LWN.net Logo

Kernel development

Brief items

Kernel release status

The current 2.6 kernel is 2.6.10, which was released by Linus on December 24. There are CIFS and DVB updates since -rc3, along with the usual pile of fixes. For those of you just tuning in, 2.6.10 as a whole includes a new kernel events notification mechanism, switchable I/O schedulers (and a new CFQ scheduler as well), in-kernel cryptographic key management, DVD+RW and CDRW packet writing support, ext3 block reservation and online resizing support, big updates for many kernel subsystems, and a handful of security fixes. The long-format changelog (1.5MB) has all the details.

Linus's BitKeeper repository, as of this writing, contains the four-level page table patch (see below), a VIA PadLock crypto engine driver, a new SKB allocation function (see below), ACPI hotplug support, the full InfiniBand patch set (covered here last November), a big direct rendering manager (DRM) rework, a new and simplified file readahead mechanism, a set of user-mode Linux patches, a big set of input patches, a new set of "sparse" annotations, an NFS update, an iptables update, support for the Fujitsu FR-V architecture, in-inode extended attribute support for ext3, some SELinux scalability improvements, and lots of fixes.

The current prepatch from Andrew Morton is 2.6.10-mm1. Recent additions to -mm include some software suspend improvements, a PCMCIA update, a number of NUMA-related cleanups, and a reiser4 update.

The current 2.4 prepatch remains 2.4.29-pre3, dating back to December 22.

Comments (1 posted)

Kernel development news

Quotes of the week

After 2.6.9-ac its clear that the long 2.6.9 process worked very badly. While 2.6.10 is looking much better its long period meant the allegedly "official" base kernel was a complete pile of insecure donkey turd for months. That doesn't hurt most vendor users but it does hurt those trying to do stuff on the base kernels very badly.

-- Alan Cox

Not all 2.6.x kernels will be good; but if we do releases every 1 or 2 weeks, some of them *will* be good. The problem with the -rc releases is that we try to predict in advance which releases in advance will be stable, and we don't seem to be able to do a good job of that. If we do a release every week, my guess is that at least 1 in 3 releases will turn out to be stable enough for most purposes. But we won't know until after 2 or 3 days which releases will be the good ones.

-- Ted Ts'o

Comments (3 posted)

Four-level page tables merged

As expected, one of the first things to be merged into Linus's BitKeeper repository after the 2.6.10 release was the four-level page table patch. Two weeks ago, we noted that Nick Piggin had posted an alternative patch which changed the organization initially created by Andi Kleen. It was not clear, then, which version of the patch would go in. In the end, Nick's changes to the four-level patch were accepted.

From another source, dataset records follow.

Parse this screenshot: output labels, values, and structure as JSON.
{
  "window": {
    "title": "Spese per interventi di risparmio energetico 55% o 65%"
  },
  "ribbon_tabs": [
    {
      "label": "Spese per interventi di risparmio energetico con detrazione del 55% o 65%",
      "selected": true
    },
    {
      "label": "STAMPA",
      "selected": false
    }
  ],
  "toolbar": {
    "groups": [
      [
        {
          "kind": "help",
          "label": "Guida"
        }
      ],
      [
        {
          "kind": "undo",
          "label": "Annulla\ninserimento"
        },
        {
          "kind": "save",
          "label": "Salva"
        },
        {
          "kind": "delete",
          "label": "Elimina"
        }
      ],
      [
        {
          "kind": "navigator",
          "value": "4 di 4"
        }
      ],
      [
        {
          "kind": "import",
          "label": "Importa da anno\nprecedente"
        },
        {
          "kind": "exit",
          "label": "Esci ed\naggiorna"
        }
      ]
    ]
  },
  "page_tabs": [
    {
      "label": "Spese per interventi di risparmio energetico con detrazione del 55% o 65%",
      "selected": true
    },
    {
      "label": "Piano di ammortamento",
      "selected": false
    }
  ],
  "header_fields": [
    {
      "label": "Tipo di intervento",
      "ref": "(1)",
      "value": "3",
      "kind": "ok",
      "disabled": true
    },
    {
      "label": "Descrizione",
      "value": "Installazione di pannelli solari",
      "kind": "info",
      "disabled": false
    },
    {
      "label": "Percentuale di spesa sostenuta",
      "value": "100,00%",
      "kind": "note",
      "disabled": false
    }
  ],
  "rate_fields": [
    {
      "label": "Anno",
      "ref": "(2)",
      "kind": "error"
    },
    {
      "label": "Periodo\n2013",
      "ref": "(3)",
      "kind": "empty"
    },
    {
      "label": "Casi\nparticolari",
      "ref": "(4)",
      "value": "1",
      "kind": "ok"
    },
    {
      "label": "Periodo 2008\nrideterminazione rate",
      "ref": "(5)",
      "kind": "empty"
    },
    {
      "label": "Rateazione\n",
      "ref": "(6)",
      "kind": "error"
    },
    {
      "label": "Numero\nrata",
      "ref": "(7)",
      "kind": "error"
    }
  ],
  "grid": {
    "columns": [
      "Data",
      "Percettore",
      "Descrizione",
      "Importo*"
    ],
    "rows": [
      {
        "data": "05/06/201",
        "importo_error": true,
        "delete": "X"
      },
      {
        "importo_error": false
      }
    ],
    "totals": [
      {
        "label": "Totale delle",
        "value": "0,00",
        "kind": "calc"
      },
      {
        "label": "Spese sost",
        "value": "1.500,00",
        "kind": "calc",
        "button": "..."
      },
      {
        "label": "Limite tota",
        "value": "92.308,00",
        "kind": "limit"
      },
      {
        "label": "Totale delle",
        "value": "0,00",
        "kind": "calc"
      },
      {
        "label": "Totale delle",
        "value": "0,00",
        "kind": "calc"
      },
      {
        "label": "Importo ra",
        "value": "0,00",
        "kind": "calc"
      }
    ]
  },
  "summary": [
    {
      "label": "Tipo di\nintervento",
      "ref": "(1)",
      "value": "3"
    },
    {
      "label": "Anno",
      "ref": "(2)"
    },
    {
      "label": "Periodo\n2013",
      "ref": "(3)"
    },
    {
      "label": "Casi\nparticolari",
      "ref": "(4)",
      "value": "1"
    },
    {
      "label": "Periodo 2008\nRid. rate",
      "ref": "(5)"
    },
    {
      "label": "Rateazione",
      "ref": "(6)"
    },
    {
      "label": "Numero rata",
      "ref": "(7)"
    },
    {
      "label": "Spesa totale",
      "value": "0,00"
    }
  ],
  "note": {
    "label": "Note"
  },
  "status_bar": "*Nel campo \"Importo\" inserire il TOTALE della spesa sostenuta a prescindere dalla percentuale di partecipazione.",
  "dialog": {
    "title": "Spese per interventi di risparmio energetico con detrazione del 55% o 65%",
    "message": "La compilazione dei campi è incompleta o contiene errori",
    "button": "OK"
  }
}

Thus, in 2.6.11, the page table structure will include a new level, called "PUD," placed immediately below the top-level PGD directory. The new page table structure looks like this:

[Four-level page tables]

The PGD remains the top-level directory, accessed via the mm_struct structure associated with each process. The PUD only exists on architectures which are using four-level tables; that is only x86-64, as of this writing, but other 64-bit architectures will probably use the fourth level in the future as well. The PMD and PTE function as they did in previous kernels; the PMD is absent if the architecture only supports two-level tables.

ArchitectureBits used
PGDPUDPMDPTE
i38622-31   12-21
i386 (PAE mode)30-31  21-2912-20
x86-6439-46 30-38 21-29 12-20

Each level in the page table hierarchy is indexed with a subset of the bits in the virtual address of interest. Those bits are shown in the table to the right (for a few architectures). In the classic i386 architecture, only the PGD and PTE levels are actually used; the combined twenty bits allow up to 1 million pages (4GB) to be addressed. The i386 PAE mode adds the PMD level, but does not increase the virtual address space (it does expand the amount of physical memory which may be addressed, however). On the x86-64 architecture, four levels are used with a total of 35 bits for the page frame number. Before the patch was merged, the x86-64 architecture could not effectively use the fourth level and was limited to a 512GB virtual address space. Now x86-64 users can have a virtual address space covering 128TB of memory, which really should last them for a little while.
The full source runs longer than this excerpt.